President Barosso is passing through London today on his way to give a lecture in Cambridge. He is expected to make a slight detour to meet privately with the Archbishop of Canterbury at Lambeth Palace for half an hour or so. It is one of those strange and random occurrences that I will be in Brussels at the time meeting with Jorge Cesar das Nevas, Barosso’s advisor on religious affairs.
Public debates about whether the now defunct EU Constitutional Treaty should include in its preamble any mention of God and Europe’s Christian heritage has fed the popular perception that the EU is a secular construction modelled on the French practice of laicitie. Today’s set of meetings suggests that the reality is somewhat different and more complicated.
From its inception many of those involved in the construction of the new Europe have been motivated by religious considerations and by matters of faith. This is hardly surprising when the European project has at its heart the quest for peace and reconciliation.
Since the Jesuits first opened their office in Brussels in 1964 the range and scope of religious representation has grown. Religious representation comes in various shapes and sizes. It includes diplomatic representations, official representations of Churches, inter church-organisations and networks, religious orders as well as single issue organisations.
From informal and ad hoc encounters the relationship between the EU and religious bodies has become increasingly institutionalised and structured. The Lisbon Treaty of 2010 provides in Article 17 for a regular, open and transparent dialogue between the EU institutions and churches as well as other communities of faith and conviction.
It would be wrong however to assume that Article 17 gives churches and religious leaders some privileged access or hot line through to decision makers. It doesn’t and churches should be careful in thinking otherwise.
I am sometimes taken back by the considerable energy and time that some churches have invested and continue to invest in trying to give legal meaning to the terms ‘regular’, ‘open’ and ‘transparent’. Such efforts are interesting intellectual experiments, but they distract from the more important task of maintaining a functional and expert dialogue with the EU around issues of mutual concern such as sustainable development.
The working culture of the EU is such that it generally welcomes contributions from any organisation that has expertise in any given policy area. If churches have to invoke Article 17 to be heard then it would suggest that either the working ethos of the EU has changed or that churches have nothing expert to say.

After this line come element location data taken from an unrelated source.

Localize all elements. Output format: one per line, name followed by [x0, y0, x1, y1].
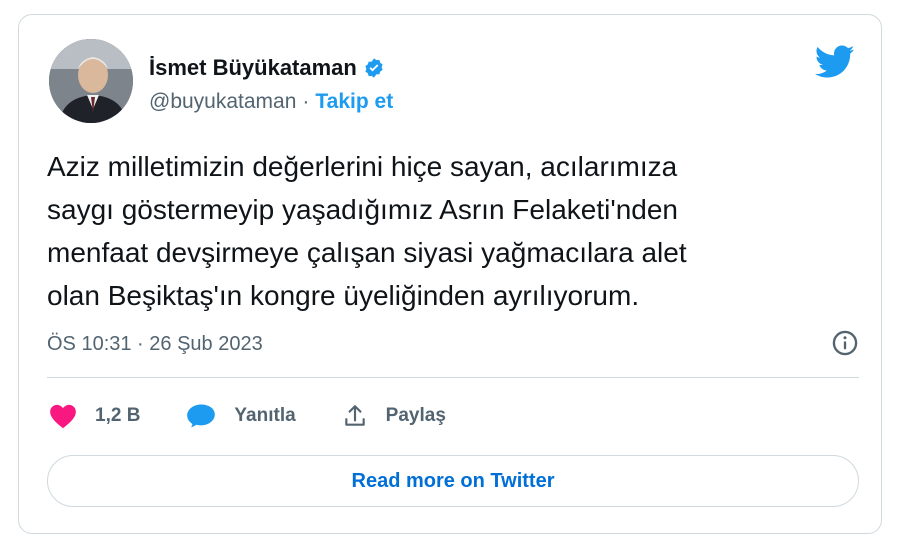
avatar[interactable] [49, 39, 133, 123]
verified-badge-icon [365, 58, 383, 78]
read-more-button[interactable]: Read more on Twitter [47, 455, 859, 507]
twitter-bird-icon[interactable] [815, 45, 855, 79]
tweet-meta: ÖS 10:31 · 26 Şub 2023 [47, 330, 859, 356]
tweet-text: Aziz milletimizin değerlerini hiçe sayan… [47, 151, 687, 311]
like-button[interactable]: 1,2 B [49, 403, 140, 429]
person-avatar-icon [49, 39, 133, 123]
share-button[interactable]: Paylaş [342, 403, 446, 429]
share-icon [344, 405, 365, 426]
reply-button[interactable]: Yanıtla [186, 403, 296, 429]
like-count: 1,2 B [95, 405, 141, 426]
tweet-timestamp[interactable]: ÖS 10:31 · 26 Şub 2023 [47, 333, 263, 355]
follow-link[interactable]: Takip et [315, 90, 393, 114]
author-name[interactable]: İsmet Büyükataman [149, 55, 357, 81]
reply-label: Yanıtla [234, 405, 296, 426]
share-label: Paylaş [385, 405, 446, 426]
author-name-row[interactable]: İsmet Büyükataman [149, 55, 385, 81]
reply-bubble-icon [187, 404, 216, 428]
handle-row: @buyukataman · Takip et [149, 90, 393, 114]
action-bar: 1,2 B Yanıtla Paylaş [49, 403, 492, 429]
handle-separator: · [302, 90, 310, 113]
divider [47, 377, 859, 378]
author-handle[interactable]: @buyukataman [149, 90, 296, 114]
heart-icon [50, 404, 76, 429]
tweet-card: İsmet Büyükataman @buyukataman · Takip e… [18, 14, 882, 534]
info-icon[interactable] [831, 329, 859, 357]
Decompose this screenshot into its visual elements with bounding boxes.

I would feel a lot more confident about the future if churches spent less time debating what Article 17 means, and more time ensuring that their existing interactions with the EU are expertly informed. That is why ad hoc working meetings such as those taking place today are so important. It also helps to explain why it is so crucial for churches to get the restructuring of the Conference of European Churches right. Our engagement with Europe is more effective when it is done in partnership with others.